The 2009 and 2010 issues of Ceramics in America have shown that North Carolina’s earthenware tradition was far more diverse than previously thought. Before the publication of those volumes, the slip-decorated barrel illustrated in figure 1 would have been ascribed, with great confidence, to Moravian potters, whose primary production sites were Bethabara and Salem. Indeed, a dish that may be by the same hand (fig. 2) was formerly attributed to Rudolph Christ, who served as master of the Bethabara pottery from 1786 to 1789 and master of the Salem pottery from 1789 to 1821. Recent research indicates that these objects are part of a subgroup from the St. Asaph’s tradition, which flourished in and around southern Alamance County from the mid-eighteenth to the mid-nineteenth century.
The barrel is the only known North Carolina example with slip trailing. Like the dish, it has a brown ground and polychrome designs that range from somewhat naturalistic to abstract. Both objects have leaves with serrated edges that are outlined with yellow slip and filled in with green. The barrel and dish also have motifs accented with jeweling, but the use of dot accents is much more extensive on the latter. The jeweling on the dish seems almost compulsive, running below the lower leaves on the cavetto and on either side of the stem above.

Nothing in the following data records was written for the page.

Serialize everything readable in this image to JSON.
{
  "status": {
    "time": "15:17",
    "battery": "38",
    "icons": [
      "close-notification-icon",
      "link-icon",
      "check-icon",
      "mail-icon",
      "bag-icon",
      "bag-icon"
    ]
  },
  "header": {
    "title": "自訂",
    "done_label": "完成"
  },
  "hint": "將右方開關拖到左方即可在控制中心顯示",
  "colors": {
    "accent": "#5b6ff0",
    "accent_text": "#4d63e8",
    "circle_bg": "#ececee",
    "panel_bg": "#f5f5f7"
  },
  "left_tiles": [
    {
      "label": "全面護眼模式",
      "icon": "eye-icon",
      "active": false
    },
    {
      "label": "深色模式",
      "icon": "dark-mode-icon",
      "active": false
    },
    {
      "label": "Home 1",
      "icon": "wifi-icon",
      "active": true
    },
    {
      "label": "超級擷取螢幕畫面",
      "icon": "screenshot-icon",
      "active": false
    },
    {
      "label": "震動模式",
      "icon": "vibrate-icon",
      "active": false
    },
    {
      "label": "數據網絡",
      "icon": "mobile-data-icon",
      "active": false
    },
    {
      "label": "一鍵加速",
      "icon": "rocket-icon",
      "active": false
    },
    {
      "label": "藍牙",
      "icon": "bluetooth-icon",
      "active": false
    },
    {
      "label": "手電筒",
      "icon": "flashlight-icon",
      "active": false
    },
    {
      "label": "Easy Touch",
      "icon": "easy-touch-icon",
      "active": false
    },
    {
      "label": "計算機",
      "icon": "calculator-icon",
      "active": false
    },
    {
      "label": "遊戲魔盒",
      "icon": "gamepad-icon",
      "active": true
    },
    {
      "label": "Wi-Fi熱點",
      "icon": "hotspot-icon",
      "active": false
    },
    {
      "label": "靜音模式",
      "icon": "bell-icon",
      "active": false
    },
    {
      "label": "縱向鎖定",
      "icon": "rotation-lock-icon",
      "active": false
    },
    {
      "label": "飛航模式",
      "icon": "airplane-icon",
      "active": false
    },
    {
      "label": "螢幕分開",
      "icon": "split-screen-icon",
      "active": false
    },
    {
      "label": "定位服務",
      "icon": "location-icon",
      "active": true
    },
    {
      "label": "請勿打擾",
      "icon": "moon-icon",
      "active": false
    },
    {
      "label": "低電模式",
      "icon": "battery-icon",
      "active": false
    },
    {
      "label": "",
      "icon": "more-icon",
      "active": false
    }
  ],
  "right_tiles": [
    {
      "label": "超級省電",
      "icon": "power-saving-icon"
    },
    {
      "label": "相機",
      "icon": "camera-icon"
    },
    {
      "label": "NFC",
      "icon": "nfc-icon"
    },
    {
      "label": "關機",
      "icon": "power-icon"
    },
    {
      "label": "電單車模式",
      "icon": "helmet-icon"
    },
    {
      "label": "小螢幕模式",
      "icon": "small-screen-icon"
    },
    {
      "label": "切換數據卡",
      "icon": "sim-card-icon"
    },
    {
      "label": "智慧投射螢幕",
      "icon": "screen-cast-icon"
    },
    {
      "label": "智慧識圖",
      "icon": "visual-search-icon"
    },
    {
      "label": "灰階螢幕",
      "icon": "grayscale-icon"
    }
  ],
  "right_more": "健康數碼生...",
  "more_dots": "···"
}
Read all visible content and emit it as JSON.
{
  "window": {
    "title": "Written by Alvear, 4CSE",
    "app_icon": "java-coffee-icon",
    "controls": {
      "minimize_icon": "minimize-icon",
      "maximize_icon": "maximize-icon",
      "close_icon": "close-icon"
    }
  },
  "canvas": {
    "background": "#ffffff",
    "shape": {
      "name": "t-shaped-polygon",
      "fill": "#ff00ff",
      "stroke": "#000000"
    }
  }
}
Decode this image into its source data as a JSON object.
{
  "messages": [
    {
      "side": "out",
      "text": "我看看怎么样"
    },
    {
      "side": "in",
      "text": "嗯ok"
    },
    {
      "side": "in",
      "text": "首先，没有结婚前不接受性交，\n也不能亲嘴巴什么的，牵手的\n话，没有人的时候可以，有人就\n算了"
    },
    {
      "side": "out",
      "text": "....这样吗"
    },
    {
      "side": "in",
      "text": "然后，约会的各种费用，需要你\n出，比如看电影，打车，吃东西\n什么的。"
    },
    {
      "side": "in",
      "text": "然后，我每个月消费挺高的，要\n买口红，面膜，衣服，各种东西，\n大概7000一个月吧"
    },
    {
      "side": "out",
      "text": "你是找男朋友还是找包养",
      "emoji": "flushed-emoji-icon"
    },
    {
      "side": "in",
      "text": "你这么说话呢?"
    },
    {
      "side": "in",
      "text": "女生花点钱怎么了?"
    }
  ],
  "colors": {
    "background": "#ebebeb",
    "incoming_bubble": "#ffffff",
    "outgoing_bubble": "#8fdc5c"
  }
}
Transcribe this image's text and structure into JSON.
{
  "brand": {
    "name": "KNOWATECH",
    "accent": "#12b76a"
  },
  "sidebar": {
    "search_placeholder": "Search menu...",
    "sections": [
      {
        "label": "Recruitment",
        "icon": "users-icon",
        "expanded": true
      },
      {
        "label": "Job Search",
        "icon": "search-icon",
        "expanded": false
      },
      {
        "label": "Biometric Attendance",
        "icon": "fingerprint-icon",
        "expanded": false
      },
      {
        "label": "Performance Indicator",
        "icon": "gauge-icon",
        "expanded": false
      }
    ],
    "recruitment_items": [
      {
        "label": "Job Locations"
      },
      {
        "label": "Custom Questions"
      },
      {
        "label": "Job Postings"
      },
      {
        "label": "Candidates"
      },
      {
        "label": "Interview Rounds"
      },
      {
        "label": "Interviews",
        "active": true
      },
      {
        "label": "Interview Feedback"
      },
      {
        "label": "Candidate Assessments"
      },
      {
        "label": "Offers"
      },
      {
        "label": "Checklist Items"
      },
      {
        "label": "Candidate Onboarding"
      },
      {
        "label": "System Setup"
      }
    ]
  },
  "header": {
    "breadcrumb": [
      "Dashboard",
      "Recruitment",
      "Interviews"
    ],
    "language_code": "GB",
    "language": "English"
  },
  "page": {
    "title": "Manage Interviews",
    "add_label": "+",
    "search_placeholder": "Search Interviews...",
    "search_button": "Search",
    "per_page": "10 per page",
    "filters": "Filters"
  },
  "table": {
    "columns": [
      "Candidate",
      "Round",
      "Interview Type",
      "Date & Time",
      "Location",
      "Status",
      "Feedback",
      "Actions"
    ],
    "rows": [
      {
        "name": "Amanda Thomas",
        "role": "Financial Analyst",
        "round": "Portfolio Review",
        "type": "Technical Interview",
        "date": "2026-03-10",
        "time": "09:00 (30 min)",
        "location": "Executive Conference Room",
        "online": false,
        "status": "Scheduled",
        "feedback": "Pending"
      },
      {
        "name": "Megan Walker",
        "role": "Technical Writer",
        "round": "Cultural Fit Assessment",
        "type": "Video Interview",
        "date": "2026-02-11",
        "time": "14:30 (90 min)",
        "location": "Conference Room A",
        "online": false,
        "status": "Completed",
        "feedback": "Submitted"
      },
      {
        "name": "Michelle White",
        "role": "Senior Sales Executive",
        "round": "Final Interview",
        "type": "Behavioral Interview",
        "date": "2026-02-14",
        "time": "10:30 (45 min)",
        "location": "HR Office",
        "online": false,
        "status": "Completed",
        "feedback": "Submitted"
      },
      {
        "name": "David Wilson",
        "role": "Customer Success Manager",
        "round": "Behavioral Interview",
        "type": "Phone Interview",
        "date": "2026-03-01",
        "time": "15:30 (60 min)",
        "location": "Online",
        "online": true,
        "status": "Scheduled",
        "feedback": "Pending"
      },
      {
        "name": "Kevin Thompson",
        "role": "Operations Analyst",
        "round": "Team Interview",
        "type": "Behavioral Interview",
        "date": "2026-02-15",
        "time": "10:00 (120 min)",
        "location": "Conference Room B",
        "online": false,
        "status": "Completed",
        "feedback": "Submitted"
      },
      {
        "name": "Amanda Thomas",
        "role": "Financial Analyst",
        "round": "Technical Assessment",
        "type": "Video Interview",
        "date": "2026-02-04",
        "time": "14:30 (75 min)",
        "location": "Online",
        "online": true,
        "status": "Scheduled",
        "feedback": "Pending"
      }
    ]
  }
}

Although the dish and barrel could have had utilitarian functions, it is more likely that they were primarily decorative. If the barrel had been used as a container, it may have held dry goods rather than spirits, as the form would suggest. A smaller, undecorated barrel made in Salem contained pieces of tobacco when found.
Front and side views of a barrel, Alamance County, North Carolina, 1790–1820. Lead-glazed earthenware. H. 6 1/2". (Private collection; unless otherwise noted, photos by Gavin Ashworth.)
Dish, Alamance County, North Carolina, 1790–1820. Lead-glazed earthenware. D. 15 1/4". (Courtesy, Old Salem Museums & Gardens.)